John Gorton, Australian lieutenant and politician, 19th Prime Minister of Australia (d. 2002)
Sir John Grey Gorton (9 September 1911 – 19 May 2002) was the nineteenth Prime Minister of Australia, in office from 1968 to 1971. He led the Liberal Party during that time, having previously been a long-serving government minister.
Gorton was born out of wedlock and had a turbulent childhood. He studied at Brasenose College, Oxford, after finishing his secondary education at Geelong Grammar School, and then returned to Australia to take over his father's property in northern Victoria. Gorton enlisted in the Royal Australian Air Force in 1940, and served as a fighter pilot in Malaya and New Guinea during the Second World War. He suffered severe facial injuries in a crash landing on Bintan Island in 1942, and whilst being evacuated (assisted by Frank Courtis who later on became an opposing politician in the 1968 Higgins by-election), his ship was torpedoed and sunk by a Japanese submarine. He returned to farming after being discharged in 1944, and was elected to the Kerang Shire Council in 1946; he later served a term as shire president.

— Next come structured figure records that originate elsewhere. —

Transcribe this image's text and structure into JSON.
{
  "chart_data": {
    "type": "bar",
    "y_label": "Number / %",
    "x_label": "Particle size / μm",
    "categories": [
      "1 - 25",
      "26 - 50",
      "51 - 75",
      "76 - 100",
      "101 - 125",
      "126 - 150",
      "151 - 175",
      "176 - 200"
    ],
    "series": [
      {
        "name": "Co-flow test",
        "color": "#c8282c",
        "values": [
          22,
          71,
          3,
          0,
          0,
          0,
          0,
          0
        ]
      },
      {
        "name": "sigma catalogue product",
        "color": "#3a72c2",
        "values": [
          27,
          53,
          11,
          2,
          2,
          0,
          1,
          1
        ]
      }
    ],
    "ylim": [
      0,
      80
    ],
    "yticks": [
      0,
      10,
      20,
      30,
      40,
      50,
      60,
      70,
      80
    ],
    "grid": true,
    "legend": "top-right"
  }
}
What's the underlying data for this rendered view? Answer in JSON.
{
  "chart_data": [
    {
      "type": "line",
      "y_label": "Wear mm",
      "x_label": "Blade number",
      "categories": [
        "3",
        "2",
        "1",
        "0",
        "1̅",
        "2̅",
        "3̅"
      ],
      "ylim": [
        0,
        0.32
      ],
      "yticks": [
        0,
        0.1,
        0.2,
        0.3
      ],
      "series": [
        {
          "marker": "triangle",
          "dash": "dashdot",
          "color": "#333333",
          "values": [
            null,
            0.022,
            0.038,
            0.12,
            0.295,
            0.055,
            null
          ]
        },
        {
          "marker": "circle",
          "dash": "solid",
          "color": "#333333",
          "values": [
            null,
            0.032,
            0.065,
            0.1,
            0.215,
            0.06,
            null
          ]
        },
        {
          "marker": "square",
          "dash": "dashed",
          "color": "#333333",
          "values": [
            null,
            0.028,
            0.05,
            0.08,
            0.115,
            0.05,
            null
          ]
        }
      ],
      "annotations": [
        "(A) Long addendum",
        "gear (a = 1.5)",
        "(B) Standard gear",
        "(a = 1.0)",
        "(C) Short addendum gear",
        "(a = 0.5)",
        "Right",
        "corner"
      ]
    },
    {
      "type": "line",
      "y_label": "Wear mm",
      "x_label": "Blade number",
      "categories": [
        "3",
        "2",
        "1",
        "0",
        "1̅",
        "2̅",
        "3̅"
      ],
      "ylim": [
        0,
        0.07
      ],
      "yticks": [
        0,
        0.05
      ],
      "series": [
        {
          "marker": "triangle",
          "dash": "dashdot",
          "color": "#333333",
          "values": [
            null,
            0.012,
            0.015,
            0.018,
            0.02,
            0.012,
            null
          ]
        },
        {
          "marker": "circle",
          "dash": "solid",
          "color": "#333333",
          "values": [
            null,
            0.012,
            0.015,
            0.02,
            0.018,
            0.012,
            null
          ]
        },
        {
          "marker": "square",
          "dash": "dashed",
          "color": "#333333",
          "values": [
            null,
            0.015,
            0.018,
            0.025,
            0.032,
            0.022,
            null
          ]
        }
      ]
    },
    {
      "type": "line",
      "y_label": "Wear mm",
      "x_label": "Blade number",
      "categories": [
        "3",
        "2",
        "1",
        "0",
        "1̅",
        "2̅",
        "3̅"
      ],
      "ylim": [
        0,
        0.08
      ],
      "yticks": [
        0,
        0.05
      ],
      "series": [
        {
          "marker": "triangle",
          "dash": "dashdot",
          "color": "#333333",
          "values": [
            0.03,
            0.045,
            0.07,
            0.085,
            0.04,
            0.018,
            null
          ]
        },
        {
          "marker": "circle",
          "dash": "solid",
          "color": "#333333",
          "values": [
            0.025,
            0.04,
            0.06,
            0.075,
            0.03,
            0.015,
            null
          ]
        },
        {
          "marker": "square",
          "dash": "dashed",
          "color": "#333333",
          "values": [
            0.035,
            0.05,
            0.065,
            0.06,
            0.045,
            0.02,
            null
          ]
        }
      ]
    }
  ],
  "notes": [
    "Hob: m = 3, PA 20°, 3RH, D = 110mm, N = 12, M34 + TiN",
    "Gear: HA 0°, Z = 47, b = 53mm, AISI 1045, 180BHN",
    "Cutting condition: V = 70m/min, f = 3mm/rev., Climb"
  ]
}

After a previous unsuccessful candidacy at state level, Gorton was elected to the Senate at the 1949 federal election. He took a keen interest in foreign policy, and gained a reputation as a strident anti-Communist. Gorton was promoted to the ministry in 1958, and over the following decade held a variety of different portfolios in the governments of Robert Menzies and Harold Holt. He was responsible at various times for the Navy, public works, education, and science. He was elevated to the Cabinet in 1966, and the following year, he was promoted to Leader of the Government in the Senate.

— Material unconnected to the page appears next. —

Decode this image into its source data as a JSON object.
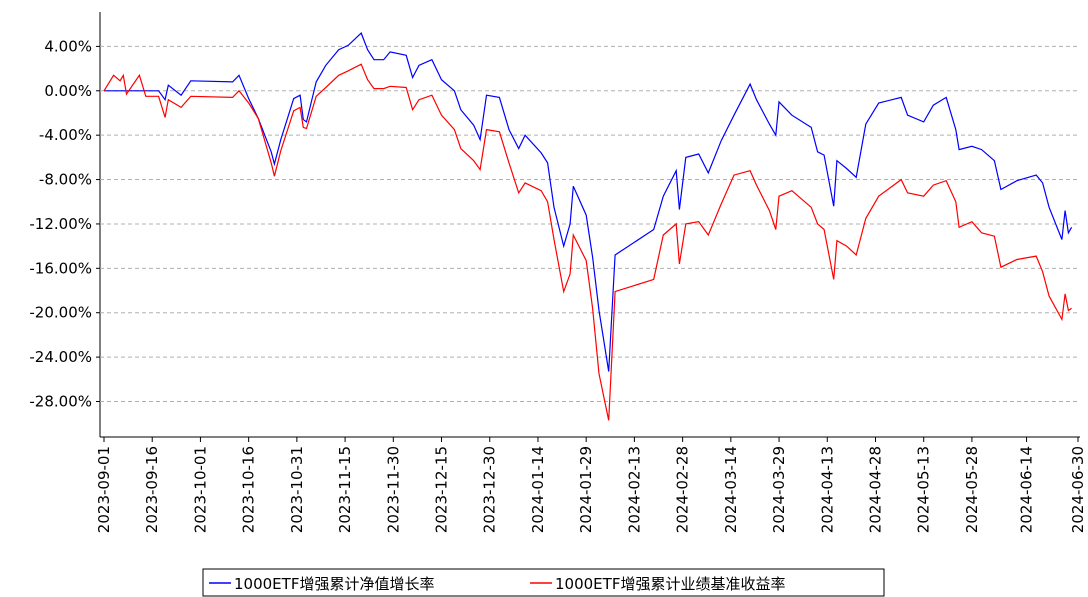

Gorton defeated three other candidates for the Liberal leadership after Harold Holt's disappearance on 17 December 1967. He became the first and only senator to assume the office of Prime Minister, but soon transferred to the House of Representatives in line with constitutional convention. The Gorton Government continued Australian involvement in the Vietnam War, but began withdrawing troops amid growing public discontent. It retained office at the 1969 federal election, albeit with a severely reduced majority. Gorton's domestic policies, which emphasised centralisation and economic nationalism, were often controversial in his own party, and his individualistic style alienated many of his Cabinet members. He resigned as Liberal leader in 1971 after a confidence motion in his leadership was tied, and was replaced by William McMahon.
After losing the premiership, Gorton was elected deputy leader under McMahon and appointed Minister for Defence. He was sacked for disloyalty after a few months. After the Coalition's defeat at the 1972 federal election, Gorton unsuccessfully stood as McMahon's replacement. He briefly served as an opposition frontbencher under Billy Snedden, but stood down in 1974 and spent the rest of his career as a backbencher. Gorton resigned from the Liberal Party when Malcolm Fraser was elected leader, and at the 1975 election mounted an unsuccessful campaign for the Senate as an independent. He later spent several years as a political commentator, retiring from public life in 1981.